Elles sont mennonites, vivant en autarcie dans la colonie de Molotschna, en Bolivie. Illettrées, elles doivent suivre les préceptes de la Bible tels qu'ils leur sont transmis par leur évêque, Peters, et appliqués par les hommes de la communauté.
Elles ne parlent que le bas-allemand, ne connaissent rien du pays où elles vivent, ignorent tout de ce qui borde les différentes communautés mennonites, n'ont que très peu de contacts avec l'extérieur.

Elles ont presque toutes été victimes de viols répétés, de nuit, après avoir été droguées.
Peu importe leur âge, peu importe leur situation.
D'abord chacune se tait, croit qu'il s'agit d'un cauchemar, d'une punition divine, l'oeuvre de Satan ou de fantômes… Mais de toutes petites filles sont également victimes.
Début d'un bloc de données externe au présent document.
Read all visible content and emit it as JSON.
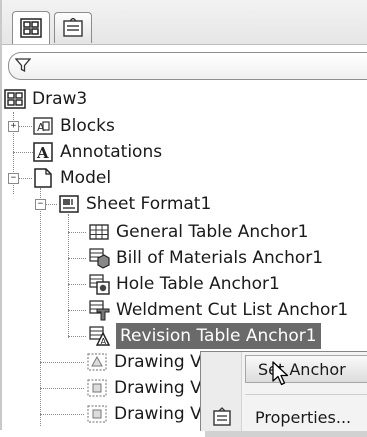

Alors, les femmes commencent à parler de leurs nuits en enfer et se rendent compte que le cauchemar est le même pour toutes. Qui plus est, il dure depuis plusieurs années.

L'évêque Peters accuse le diable, qui a bon dos.

Mais ce n'est pas le diable, ce sont des hommes de la communauté qui violent les femmes, les jeunes filles, et les fillettes, la nuit, une communauté où beaucoup sont apparentés, cousins, soeurs, pères, nièces, fils, cousines, frères, mères, neveux, filles…

Les hommes partis en ville, elles ont deux jours pour décider de ce qu'elles vont faire : rester et ne rien faire, rester et lutter, partir.
C'est ce que les femmes ont voté entre elles, loin du regard des hommes, loin de celui de l'évêque Peters qui compte leur demander de pardonner à leurs agresseurs ou de devoir quitter la colonie.

Certaines femmes veulent rester et ne rien faire.
Les deux autres choix ont obtenu le même nombre de voix, c'est pourquoi huit femmes se réunissent au nom des autres pour trancher entre rester et lutter ou partir.
August Epp, l'instituteur de la colonie qui de ce fait n'est pas perçu comme une menace par les femmes, prendra en notes les débats parce qu'elles veulent en garder une trace, même analphabètes.

Le 6 juin 2009, les femmes Loewen, Greta, Mariche, Mejal et Autje, et les femmes Friesen, Agata, Ona, Salomé et Neitje retrouvent Auguste Epp dans le fenil d'Erneast Thissen. le 7 au soir, elles devront être parvenues à un accord à présenter aux autres femmes qui refusent de se résigner.

August Epp raconte ce qu'il entend, Ce qu'elles disent.

Comment rester en accord avec ce qui est écrit dans la Bible ? Savent-elles réellement ce qui y est écrit ? Apprendront-elles à lire et écrire pour le savoir ? Comment continuer à croire, à respecter leur foi ? Comment protéger leurs enfants ? Demanderont-elles une place égale à celles des hommes ? Peuvent-elles le faire ? le feront-elles ?
Quid des hommes qui n'ont pas participé ? Des garçons de moins de quinze ans ?

Ces questions peuvent-elles se résoudre en restant et en luttant ? Ou bien en partant sans même attendre le retour des hommes, marquant par là-même qu'il s'agit de leur choix à ELLES et non d'une décision de l'évêque Peters ?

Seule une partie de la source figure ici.